Ook de getuigenverklaringen van de buurtbewoners van het uitkeringsadres dragen bij aan het bewijs dat appellante niet haar hoofdverblijf had op het uitkeringsadres. Uit de verklaringen van de buurtbewoners van 2 mei 2016 komt, samengevat, het volgende naar voren.
4.6.1.
Getuige A heeft verklaard dat hij al 30 jaar op zijn adres woont. Hij ziet af en toe een jongen of jongens op een scooter die korte tijd de woning in gaan, heel even binnen zijn en dan weer weggaan. Ook komt er wel een jonge vrouw met een tas met kleding en dan verdwijnt ze weer, een paar uur later of de volgende dag komt er dan weer iemand en die neemt de tas dan weer mee.
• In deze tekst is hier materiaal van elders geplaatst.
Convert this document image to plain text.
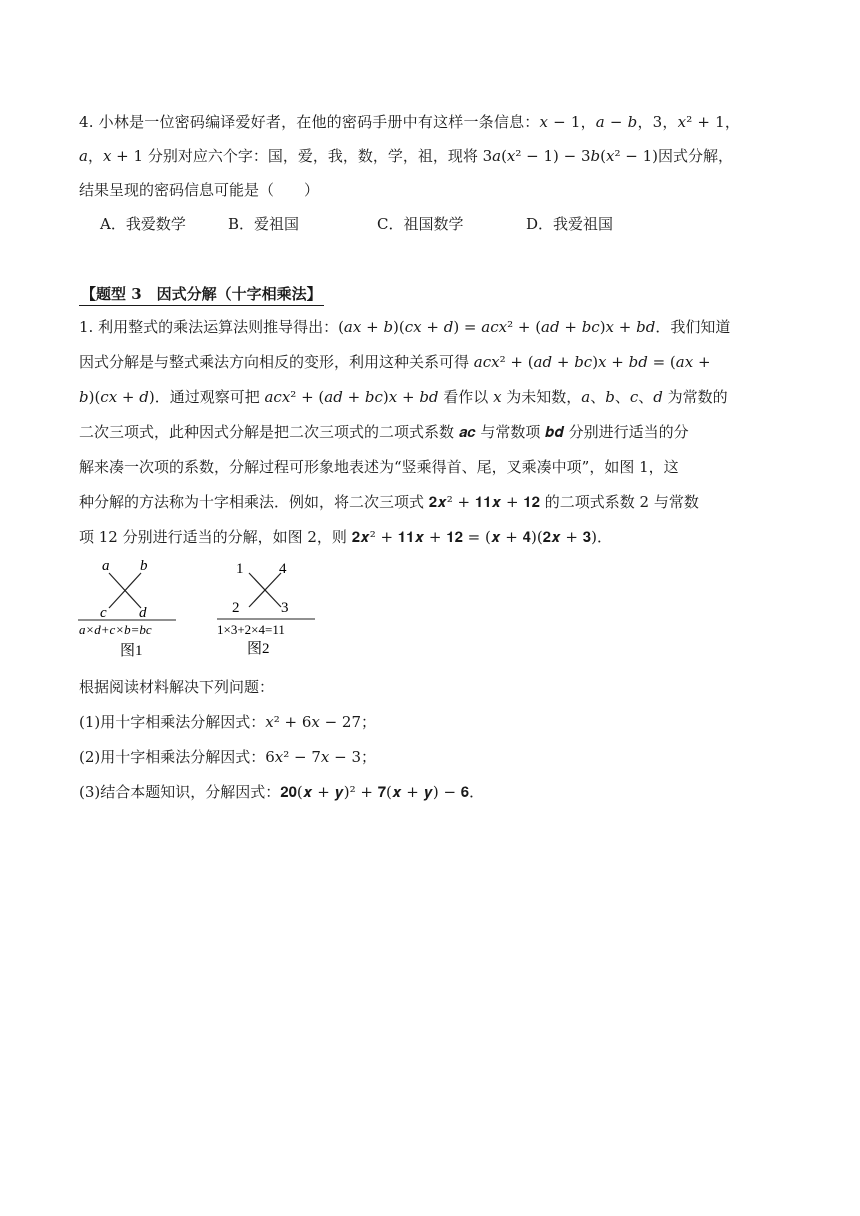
4. 小林是一位密码编译爱好者，在他的密码手册中有这样一条信息：𝑥 − 1，𝑎 − 𝑏，3，𝑥² + 1，
𝑎，𝑥 + 1 分别对应六个字：国，爱，我，数，学，祖，现将 3𝑎(𝑥² − 1) − 3𝑏(𝑥² − 1)因式分解，
结果呈现的密码信息可能是（　　）
A．我爱数学	B．爱祖国	C．祖国数学	D．我爱祖国
【题型 3　因式分解（十字相乘法】
1. 利用整式的乘法运算法则推导得出：(𝑎𝑥 + 𝑏)(𝑐𝑥 + 𝑑) = 𝑎𝑐𝑥² + (𝑎𝑑 + 𝑏𝑐)𝑥 + 𝑏𝑑．我们知道
因式分解是与整式乘法方向相反的变形，利用这种关系可得 𝑎𝑐𝑥² + (𝑎𝑑 + 𝑏𝑐)𝑥 + 𝑏𝑑 = (𝑎𝑥 +
𝑏)(𝑐𝑥 + 𝑑)．通过观察可把 𝑎𝑐𝑥² + (𝑎𝑑 + 𝑏𝑐)𝑥 + 𝑏𝑑 看作以 𝑥 为未知数，𝑎、𝑏、𝑐、𝑑 为常数的
二次三项式，此种因式分解是把二次三项式的二项式系数 𝒂𝒄 与常数项 𝒃𝒅 分别进行适当的分
解来凑一次项的系数，分解过程可形象地表述为“竖乘得首、尾，叉乘凑中项”，如图 1，这
种分解的方法称为十字相乘法．例如，将二次三项式 𝟐𝒙² + 𝟏𝟏𝒙 + 𝟏𝟐 的二项式系数 2 与常数
项 12 分别进行适当的分解，如图 2，则 𝟐𝒙² + 𝟏𝟏𝒙 + 𝟏𝟐 = (𝒙 + 𝟒)(𝟐𝒙 + 𝟑)．
a b
c d
a×d+c×b=bc
图1
1 4
2	3
1×3+2×4=11
图2
根据阅读材料解决下列问题：
(1)用十字相乘法分解因式：𝑥² + 6𝑥 − 27；
(2)用十字相乘法分解因式：6𝑥² − 7𝑥 − 3；
(3)结合本题知识，分解因式：𝟐𝟎(𝒙 + 𝒚)² + 𝟕(𝒙 + 𝒚) − 𝟔．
Alles zit altijd potdicht in de woning. Hij weet zeker dat er niemand in de woning woont. Ze hebben bijvoorbeeld wel eens een koelkast in de woning gezet maar die wordt dan ook weer snel weggehaald. Bij het tonen van de foto van appellante herkent A appellante als de jonge vrouw die met de tas met kleding komt, zijn vrouw herkent de vrouw die eigenlijk op het uitkeringsadres zou moeten wonen. Getuige A ziet dit allemaal omdat hij ’s middags altijd thuis is, ’s ochtends is hij aan het werk.
4.6.2.
Getuige B woont vanaf 1975 op haar adres. Volgens haar woont er niemand op het uitkeringsadres. Zij ziet daar wel eens mensen, maar er woont niemand. De ene keer ziet zij jonge mensen en de andere keer zijn het oudere personen. Ze komen meestal met de fiets, maar ook met de auto. Het lijkt wel een soort pakhuis voor deze mensen. Er worden regelmatig spullen naar binnen gebracht en er wordt ook regelmatig weer wat uit de woning gehaald. Deze situatie is al zo sinds februari 2013 toen de vorige bewoners zijn weggegaan.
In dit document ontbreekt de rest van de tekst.